On Friday night, I posted about GamerGate, and my traffic spiked through the roof. Most of the traffic came from over 7,500 people who wanted to read that post. Thanks to Google Analytics, this gave me a reasonable geographic estimate of who
a) has some level of interest in GamerGate, and
b) saw a link to the post (most likely on Twitter).
To be clear, I have no way of knowing whether these visitors agreed or disagreed with my position, though I do know most retweets were from people who agreed. (Turning on comments might have given me some idea, but… it seemed like a bad plan.)
Not gonna clickbait you: there are no big surprises here. People mostly care about GamerGate in the US. Visitors came most often from NYC, followed by Seattle, San Francisco, and other big cities with game dev presence. The average mobile user showed up via Safari on iOS, and the average desktop user showed up via Chrome on Windows.
But I like web analytics, and maybe someone else will find this interesting, too.
On to the maps and graphs!
Almost 70% of visitors came from the United States, trailed by Canada (9%) and the United Kingdom (7.6%)
United States: visitors broken down by city
Canada: visitors broken down by city
United Kingdom: visitors broken down by city
Most popular OS
For the most part, the version breakdown across iOS wasn’t particularly interesting, but I did note that 70 visitors were running Windows Vista (upgrade!), and that Windows 8 is not as widely adopted as Microsoft wishes it were. Also, 24 visitors were on iOS 5.1.1, which probably means first-generation iPad, but might mean third-generation iPod Touch.
Most popular browser
I don’t have any of the Google Analytics demographics features active, so I don’t have any information about the age, gender, or other common interests of these visitors. If anyone else has demographic insight, I’d be interested to see it!
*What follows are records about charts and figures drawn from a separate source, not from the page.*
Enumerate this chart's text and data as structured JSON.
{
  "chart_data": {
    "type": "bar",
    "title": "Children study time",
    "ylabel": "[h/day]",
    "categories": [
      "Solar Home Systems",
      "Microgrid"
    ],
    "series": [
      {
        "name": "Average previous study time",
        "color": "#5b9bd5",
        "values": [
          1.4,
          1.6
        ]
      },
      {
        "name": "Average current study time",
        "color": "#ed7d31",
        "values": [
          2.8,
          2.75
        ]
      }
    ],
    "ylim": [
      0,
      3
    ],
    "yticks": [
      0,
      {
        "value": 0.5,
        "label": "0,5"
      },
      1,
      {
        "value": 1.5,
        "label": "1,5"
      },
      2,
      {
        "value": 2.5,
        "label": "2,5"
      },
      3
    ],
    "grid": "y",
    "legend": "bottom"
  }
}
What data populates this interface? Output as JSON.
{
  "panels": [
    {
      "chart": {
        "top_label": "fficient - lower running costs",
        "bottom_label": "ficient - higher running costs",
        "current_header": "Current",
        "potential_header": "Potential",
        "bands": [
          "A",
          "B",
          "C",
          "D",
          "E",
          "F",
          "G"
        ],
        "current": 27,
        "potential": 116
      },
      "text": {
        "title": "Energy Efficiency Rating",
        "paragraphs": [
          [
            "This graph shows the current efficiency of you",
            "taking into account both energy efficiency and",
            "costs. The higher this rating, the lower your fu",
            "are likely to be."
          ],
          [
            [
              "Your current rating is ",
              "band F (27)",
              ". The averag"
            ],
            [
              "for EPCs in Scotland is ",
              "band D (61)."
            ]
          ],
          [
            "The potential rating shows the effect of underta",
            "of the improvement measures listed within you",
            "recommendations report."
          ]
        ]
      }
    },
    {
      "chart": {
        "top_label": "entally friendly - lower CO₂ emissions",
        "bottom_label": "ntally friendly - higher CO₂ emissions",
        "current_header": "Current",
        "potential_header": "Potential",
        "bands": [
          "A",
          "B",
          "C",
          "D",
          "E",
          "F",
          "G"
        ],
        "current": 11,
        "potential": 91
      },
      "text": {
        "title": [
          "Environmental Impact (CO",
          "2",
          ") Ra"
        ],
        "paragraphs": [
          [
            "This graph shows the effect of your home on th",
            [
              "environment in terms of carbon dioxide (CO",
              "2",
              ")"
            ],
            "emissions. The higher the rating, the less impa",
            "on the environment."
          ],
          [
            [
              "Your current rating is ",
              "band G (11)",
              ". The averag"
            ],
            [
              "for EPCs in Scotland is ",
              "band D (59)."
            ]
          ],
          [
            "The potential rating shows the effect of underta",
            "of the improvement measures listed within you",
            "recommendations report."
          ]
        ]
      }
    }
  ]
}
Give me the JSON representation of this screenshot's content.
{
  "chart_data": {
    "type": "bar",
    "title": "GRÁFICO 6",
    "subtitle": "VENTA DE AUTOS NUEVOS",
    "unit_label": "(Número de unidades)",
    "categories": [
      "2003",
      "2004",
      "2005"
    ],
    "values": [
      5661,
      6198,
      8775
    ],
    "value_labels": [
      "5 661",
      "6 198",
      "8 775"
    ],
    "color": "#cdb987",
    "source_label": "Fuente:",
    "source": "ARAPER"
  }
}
This is extremely interesting. I find it most interesting because I live in Australia and as you saw, it’s fourth on the list.
As far as I’m aware, there has been a bang up ZERO percent news coverage dedicated to this controversy. I also know that Australian gamers (this is generalizing but bare with it), do NOT tend to use game review sites (e.g. Kotaku Australia and other similar sites).
It’s interesting to see how different countries with different types of coverage and the ways the people of those countries get their information affect the sort of interest in specific topics.
Then again Aussies have never really given a damn about much, it’s all about sun, surf and sand over here!